The first structure to be demolished was Sail F of lot L, in 1998, followed by the other two of the same lot: Sail G was demolished in 2000 and in 2003 it was the turn of Sail H. A chromatic classification was then added to the alphabetical one of the four remaining Sails of lot M, so that Sail A became the Green Sail, Sail B the Blue Sail, Sail C the Yellow Sail and Sail D the Red Sail. In the meantime, the construction of the buildings and common spaces that should have contributed to the redevelopment of the Scampia district stopped due to lack of funds and the residents were once again left to fend for themselves, leaving the issue of the Sails of Scampia to become object of debates between groups in favor of the demolition of the remaining four sails and others in favor of their regeneration.
Among the latter, many architects and academics presented a petition against the decision to demolish an important architectural heritage in favor of a recovery, as happened, and is happening, with other buildings sharing similar history and evolution. Ada Tolla, an Italian architect teaching at Columbia University in New York, wrote in a 2015 report for the New York Times that it was important for her to acknowledge that the Sails are not a failure of architecture, but rather a failure of their construction and maintenance. Demolition is often an attempt to sweep things under the rug and it doesn’t seem to be the right way to learn from the past.

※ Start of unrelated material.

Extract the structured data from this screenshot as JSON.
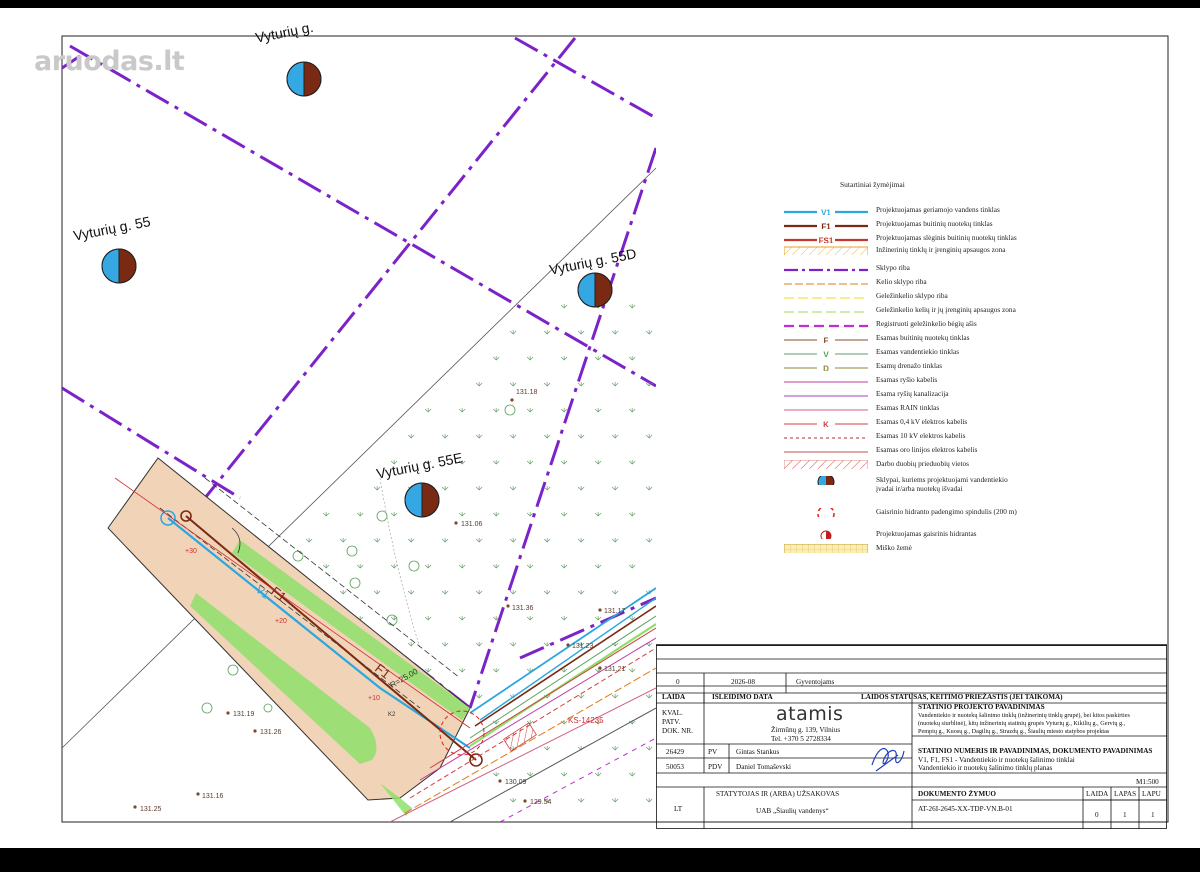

Nonetheless, the municipality of Naples decided with a deliberation in August 2016 to tear down in sequence the Green, Yellow and Red sails, preserving only the Blue one, which will be redeveloped as temporary housing unit and, ultimately, as the headquarters of the Metropolitan City. Thus, on February 20, 2020, the demolition of the Green sail started, as the first operation of the overall Restart Scampia project, which, after the demolition of the other two sails, intends to build over 170 new public housing units, arrange the surrounding spaces and increase the public services in the area. The project also includes the completion of the Faculty of Medicine and Surgery of the Federico II University and the redevelopment of the Scampia Park, with new connections with the urban surroundings.

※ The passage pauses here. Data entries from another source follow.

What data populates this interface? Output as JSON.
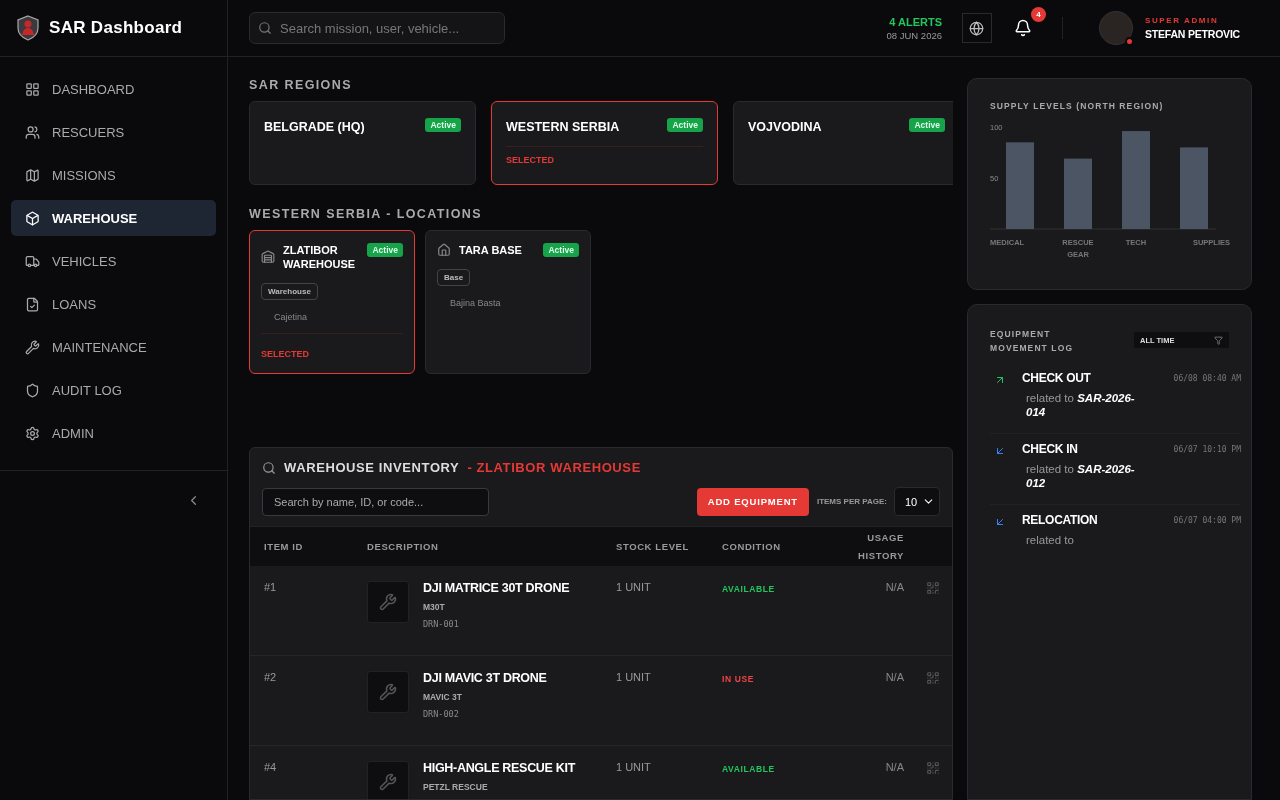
{
  "app": {
    "title": "SAR Dashboard"
  },
  "header": {
    "search": {
      "placeholder": "Search mission, user, vehicle..."
    },
    "alerts": "4 ALERTS",
    "date": "08 JUN 2026",
    "notifications": "4",
    "user": {
      "role": "SUPER ADMIN",
      "name": "STEFAN PETROVIC",
      "online": true
    }
  },
  "sidebar": {
    "items": [
      {
        "label": "DASHBOARD",
        "selected": false
      },
      {
        "label": "RESCUERS",
        "selected": false
      },
      {
        "label": "MISSIONS",
        "selected": false
      },
      {
        "label": "WAREHOUSE",
        "selected": true
      },
      {
        "label": "VEHICLES",
        "selected": false
      },
      {
        "label": "LOANS",
        "selected": false
      },
      {
        "label": "MAINTENANCE",
        "selected": false
      },
      {
        "label": "AUDIT LOG",
        "selected": false
      },
      {
        "label": "ADMIN",
        "selected": false
      }
    ]
  },
  "regions": {
    "title": "SAR REGIONS",
    "items": [
      {
        "name": "BELGRADE (HQ)",
        "status": "Active",
        "selected": false
      },
      {
        "name": "WESTERN SERBIA",
        "status": "Active",
        "selected": true,
        "note": "SELECTED"
      },
      {
        "name": "VOJVODINA",
        "status": "Active",
        "selected": false
      }
    ]
  },
  "locations": {
    "title": "WESTERN SERBIA - LOCATIONS",
    "items": [
      {
        "kind": "warehouse",
        "name": "ZLATIBOR WAREHOUSE",
        "status": "Active",
        "tag": "Warehouse",
        "city": "Cajetina",
        "selected": true,
        "note": "SELECTED"
      },
      {
        "kind": "base",
        "name": "TARA BASE",
        "status": "Active",
        "tag": "Base",
        "city": "Bajina Basta",
        "selected": false
      }
    ]
  },
  "inventory": {
    "title": "WAREHOUSE INVENTORY",
    "subtitle": "- ZLATIBOR WAREHOUSE",
    "search": {
      "placeholder": "Search by name, ID, or code..."
    },
    "add_button": "ADD EQUIPMENT",
    "per_page_label": "ITEMS PER PAGE:",
    "per_page": "10",
    "columns": [
      "ITEM ID",
      "DESCRIPTION",
      "STOCK LEVEL",
      "CONDITION",
      "USAGE HISTORY"
    ],
    "rows": [
      {
        "id": "#1",
        "name": "DJI MATRICE 30T DRONE",
        "model": "M30T",
        "code": "DRN-001",
        "stock": "1 UNIT",
        "condition": "AVAILABLE",
        "kind": "available",
        "usage": "N/A"
      },
      {
        "id": "#2",
        "name": "DJI MAVIC 3T DRONE",
        "model": "MAVIC 3T",
        "code": "DRN-002",
        "stock": "1 UNIT",
        "condition": "IN USE",
        "kind": "in_use",
        "usage": "N/A"
      },
      {
        "id": "#4",
        "name": "HIGH-ANGLE RESCUE KIT",
        "model": "PETZL RESCUE",
        "stock": "1 UNIT",
        "condition": "AVAILABLE",
        "kind": "available",
        "usage": "N/A"
      }
    ]
  },
  "supply": {
    "chart_data": {
      "type": "bar",
      "title": "SUPPLY LEVELS (NORTH REGION)",
      "categories": [
        "MEDICAL",
        "RESCUE GEAR",
        "TECH",
        "SUPPLIES"
      ],
      "values": [
        85,
        69,
        96,
        80
      ],
      "ylim": [
        0,
        100
      ],
      "yticks": [
        50,
        100
      ]
    }
  },
  "movement_log": {
    "title": "EQUIPMENT MOVEMENT LOG",
    "filter": "ALL TIME",
    "entries": [
      {
        "kind": "check_out",
        "action": "CHECK OUT",
        "related": "related to",
        "ref": "SAR-2026-014",
        "time": "06/08 08:40 AM"
      },
      {
        "kind": "check_in",
        "action": "CHECK IN",
        "related": "related to",
        "ref": "SAR-2026-012",
        "time": "06/07 10:10 PM"
      },
      {
        "kind": "relocation",
        "action": "RELOCATION",
        "related": "related to",
        "time": "06/07 04:00 PM"
      }
    ]
  }
}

However, after more than a year from the start of the demolition of the Green sail, turned into a painful public show where, regardless of the intentions, it was impossible not to see its populist and demagogic imprint, the area is still a heap of wastes, the construction site is closed and the numerous residents of the remaining sails, both registered people and squatters, continue to live in conditions of such degradation as to make it urgent to restart the construction of temporary housing and new housing units and the works on the buildings assigned to former dwellers, which already require, after few years, numerous maintenance interventions. In view of the demolition of the next two Sails, scheduled for 2022, the doubt re-arises that replacing structures with other constructions without a complex social recovery project, which in addition to the creation of services and infrastructures, facilitates the development of job opportunities while recreating the typical values of urban centers, can only serve, as already happened with the demolition of the sails of lot L between 1998 and 2003, to move the problems to other areas, often neighboring ones, without ever solving them.